Background: Upfront screening for dihydropyrimidine dehydrogenase (DPD) deficiency in patients scheduled for 5-FU should help reduce the risk of toxicities by preventive adaptive dosing. Our group has developed a simple functional testing categorizing patients upon their DPD status, i.e. extensive metabolizer (EM) or poor metabolizer (PM) patients, using UH2/U ratio measurement in plasma as a surrogate for DPD activity. 5-FU dosing can then be tailored according to DPD deficiency status.
Objectives: We present here an observational study of this strategy implemented in routine clinical practice when treating head-and-neck cancer patients.
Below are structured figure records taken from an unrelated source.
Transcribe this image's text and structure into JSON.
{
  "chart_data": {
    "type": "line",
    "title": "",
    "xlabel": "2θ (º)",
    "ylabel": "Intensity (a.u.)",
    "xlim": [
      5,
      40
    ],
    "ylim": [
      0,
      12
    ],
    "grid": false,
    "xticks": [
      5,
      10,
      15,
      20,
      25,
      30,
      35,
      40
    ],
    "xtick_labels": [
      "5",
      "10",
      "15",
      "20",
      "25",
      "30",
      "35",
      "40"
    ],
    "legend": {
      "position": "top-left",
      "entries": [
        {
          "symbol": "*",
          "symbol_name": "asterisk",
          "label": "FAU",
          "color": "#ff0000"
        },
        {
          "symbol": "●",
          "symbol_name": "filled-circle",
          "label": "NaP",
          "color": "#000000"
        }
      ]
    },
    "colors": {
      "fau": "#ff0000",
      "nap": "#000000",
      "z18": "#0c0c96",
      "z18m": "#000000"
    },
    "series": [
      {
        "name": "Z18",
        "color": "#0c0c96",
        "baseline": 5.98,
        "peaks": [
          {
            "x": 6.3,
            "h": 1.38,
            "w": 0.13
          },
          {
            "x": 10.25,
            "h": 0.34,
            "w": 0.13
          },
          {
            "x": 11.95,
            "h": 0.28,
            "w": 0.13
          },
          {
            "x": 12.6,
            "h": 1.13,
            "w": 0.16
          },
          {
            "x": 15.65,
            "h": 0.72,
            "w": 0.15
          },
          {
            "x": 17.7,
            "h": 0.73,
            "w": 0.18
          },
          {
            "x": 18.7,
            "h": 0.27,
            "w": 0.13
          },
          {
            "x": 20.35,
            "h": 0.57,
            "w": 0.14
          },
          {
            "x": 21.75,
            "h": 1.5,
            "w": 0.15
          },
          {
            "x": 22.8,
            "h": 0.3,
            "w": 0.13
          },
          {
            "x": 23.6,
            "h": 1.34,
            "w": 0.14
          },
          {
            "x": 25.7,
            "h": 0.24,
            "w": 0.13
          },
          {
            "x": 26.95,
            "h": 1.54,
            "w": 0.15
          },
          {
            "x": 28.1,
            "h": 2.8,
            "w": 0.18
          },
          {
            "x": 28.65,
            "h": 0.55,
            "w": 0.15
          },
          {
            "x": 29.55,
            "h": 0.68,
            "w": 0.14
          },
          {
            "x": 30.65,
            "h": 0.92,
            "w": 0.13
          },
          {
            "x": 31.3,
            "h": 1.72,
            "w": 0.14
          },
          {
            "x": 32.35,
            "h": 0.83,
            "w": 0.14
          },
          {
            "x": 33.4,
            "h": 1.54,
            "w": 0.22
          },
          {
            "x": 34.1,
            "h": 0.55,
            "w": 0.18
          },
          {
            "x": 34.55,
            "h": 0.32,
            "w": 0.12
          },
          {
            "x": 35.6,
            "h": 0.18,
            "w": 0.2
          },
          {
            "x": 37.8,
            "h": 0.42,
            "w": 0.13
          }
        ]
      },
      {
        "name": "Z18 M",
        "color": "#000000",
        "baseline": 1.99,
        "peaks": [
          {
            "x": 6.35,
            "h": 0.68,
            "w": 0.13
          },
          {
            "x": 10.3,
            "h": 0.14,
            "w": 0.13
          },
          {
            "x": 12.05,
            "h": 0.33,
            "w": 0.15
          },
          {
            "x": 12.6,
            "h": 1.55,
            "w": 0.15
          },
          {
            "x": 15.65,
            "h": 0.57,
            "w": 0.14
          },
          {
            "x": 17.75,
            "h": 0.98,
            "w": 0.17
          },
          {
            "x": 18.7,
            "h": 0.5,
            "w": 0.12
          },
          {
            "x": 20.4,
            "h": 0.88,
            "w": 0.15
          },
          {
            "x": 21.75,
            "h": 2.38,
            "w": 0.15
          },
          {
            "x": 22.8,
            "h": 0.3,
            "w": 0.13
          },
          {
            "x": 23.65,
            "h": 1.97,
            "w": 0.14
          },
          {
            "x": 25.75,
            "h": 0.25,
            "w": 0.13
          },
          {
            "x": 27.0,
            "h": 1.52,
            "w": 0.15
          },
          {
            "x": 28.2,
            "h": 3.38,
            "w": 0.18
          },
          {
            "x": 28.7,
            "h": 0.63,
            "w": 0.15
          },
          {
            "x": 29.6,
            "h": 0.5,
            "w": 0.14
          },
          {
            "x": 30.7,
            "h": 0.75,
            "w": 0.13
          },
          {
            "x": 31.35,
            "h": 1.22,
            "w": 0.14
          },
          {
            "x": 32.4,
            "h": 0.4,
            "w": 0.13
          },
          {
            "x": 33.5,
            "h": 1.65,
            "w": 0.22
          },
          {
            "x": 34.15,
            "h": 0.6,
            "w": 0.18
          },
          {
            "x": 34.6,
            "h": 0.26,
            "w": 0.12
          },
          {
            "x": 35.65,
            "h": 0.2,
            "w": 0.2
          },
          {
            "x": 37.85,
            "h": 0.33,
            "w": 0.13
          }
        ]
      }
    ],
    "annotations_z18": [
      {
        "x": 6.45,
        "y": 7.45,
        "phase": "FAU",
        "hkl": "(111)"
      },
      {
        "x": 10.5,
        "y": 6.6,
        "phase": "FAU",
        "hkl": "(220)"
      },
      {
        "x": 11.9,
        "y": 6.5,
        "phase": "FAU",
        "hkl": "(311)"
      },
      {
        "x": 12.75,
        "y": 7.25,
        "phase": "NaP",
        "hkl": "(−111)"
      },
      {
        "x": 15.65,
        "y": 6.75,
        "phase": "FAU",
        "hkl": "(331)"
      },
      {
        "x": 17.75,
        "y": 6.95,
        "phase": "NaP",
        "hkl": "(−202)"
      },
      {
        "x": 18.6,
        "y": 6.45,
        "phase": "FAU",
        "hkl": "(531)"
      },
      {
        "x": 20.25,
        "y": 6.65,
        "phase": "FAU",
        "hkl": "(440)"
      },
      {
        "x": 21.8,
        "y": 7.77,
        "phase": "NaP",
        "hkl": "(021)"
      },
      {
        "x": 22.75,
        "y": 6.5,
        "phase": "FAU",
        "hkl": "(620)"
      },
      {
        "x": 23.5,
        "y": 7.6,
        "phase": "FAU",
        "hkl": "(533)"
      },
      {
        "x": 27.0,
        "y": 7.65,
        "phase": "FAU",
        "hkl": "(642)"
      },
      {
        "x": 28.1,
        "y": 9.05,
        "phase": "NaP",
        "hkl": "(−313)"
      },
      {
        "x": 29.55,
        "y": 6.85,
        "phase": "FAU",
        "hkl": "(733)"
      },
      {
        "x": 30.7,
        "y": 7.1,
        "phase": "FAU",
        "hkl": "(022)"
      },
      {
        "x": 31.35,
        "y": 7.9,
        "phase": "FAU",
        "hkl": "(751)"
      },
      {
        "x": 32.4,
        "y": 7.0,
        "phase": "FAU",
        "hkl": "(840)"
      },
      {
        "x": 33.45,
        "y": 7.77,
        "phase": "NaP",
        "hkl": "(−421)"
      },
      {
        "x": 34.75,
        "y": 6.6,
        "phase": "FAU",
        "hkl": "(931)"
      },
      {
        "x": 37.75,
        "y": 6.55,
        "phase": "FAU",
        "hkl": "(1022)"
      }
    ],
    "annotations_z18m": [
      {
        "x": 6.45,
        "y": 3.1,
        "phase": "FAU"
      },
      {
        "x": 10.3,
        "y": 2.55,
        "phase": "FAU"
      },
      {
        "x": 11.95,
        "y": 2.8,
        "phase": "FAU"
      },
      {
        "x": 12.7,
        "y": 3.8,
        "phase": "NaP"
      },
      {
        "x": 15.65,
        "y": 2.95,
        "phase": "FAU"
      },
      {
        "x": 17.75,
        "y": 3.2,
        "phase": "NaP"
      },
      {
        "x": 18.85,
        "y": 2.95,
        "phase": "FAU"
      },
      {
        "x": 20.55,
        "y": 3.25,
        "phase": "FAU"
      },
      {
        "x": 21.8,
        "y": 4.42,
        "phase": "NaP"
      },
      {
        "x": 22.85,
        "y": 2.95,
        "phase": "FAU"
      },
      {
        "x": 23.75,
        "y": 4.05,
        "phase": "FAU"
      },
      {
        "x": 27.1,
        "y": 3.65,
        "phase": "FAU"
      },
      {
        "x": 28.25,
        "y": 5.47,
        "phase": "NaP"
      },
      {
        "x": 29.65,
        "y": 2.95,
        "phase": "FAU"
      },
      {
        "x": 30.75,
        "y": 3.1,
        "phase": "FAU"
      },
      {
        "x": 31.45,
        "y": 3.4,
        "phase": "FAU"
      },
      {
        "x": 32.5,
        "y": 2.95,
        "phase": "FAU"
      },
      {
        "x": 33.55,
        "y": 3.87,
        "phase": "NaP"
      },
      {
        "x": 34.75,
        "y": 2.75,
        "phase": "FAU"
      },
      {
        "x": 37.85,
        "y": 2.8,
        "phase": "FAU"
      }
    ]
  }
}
Results: A total of 218 evaluable adult patients were treated with a 5-FU-regimen, with DPD-based adaptive dosing. Among them, 20 (9%) were identified as PM and received subsequently a 20-50% reduced dosing of 5-FU as compared with EM patients (2102 ±254 mg VS. 2577 ±353mg, p<0.001 ttest). Gender (Female) was associated with higher risk for being PM (p=0.01, Pearson's Chi squared test). Overall, early severe toxicities were seen only in 5% of patients, all being EM with standard dosing. Similarly, overall severe toxicities were observed in 12.8% of patients only, both figures being markedly lower than usually reported with standard 5-FU. Despite the average -20% reduction in 5-FU dosing between PM and EM patients, clinical efficacy was not statistically different between the two groups (p = 0.2774, chi-square test).
Conclusion: This study shows that 5-FU-related toxicities can be greatly reduced in routine clinical practice by the upfront detection of DPD deficient patients with simple adaptive dosing strategy.
Keywords: 5-FluoroUracil; DPD deficiency; adaptive dosing; dihydropyrimidine dehydrogenase; efficacy; head and neck cancer; toxicity.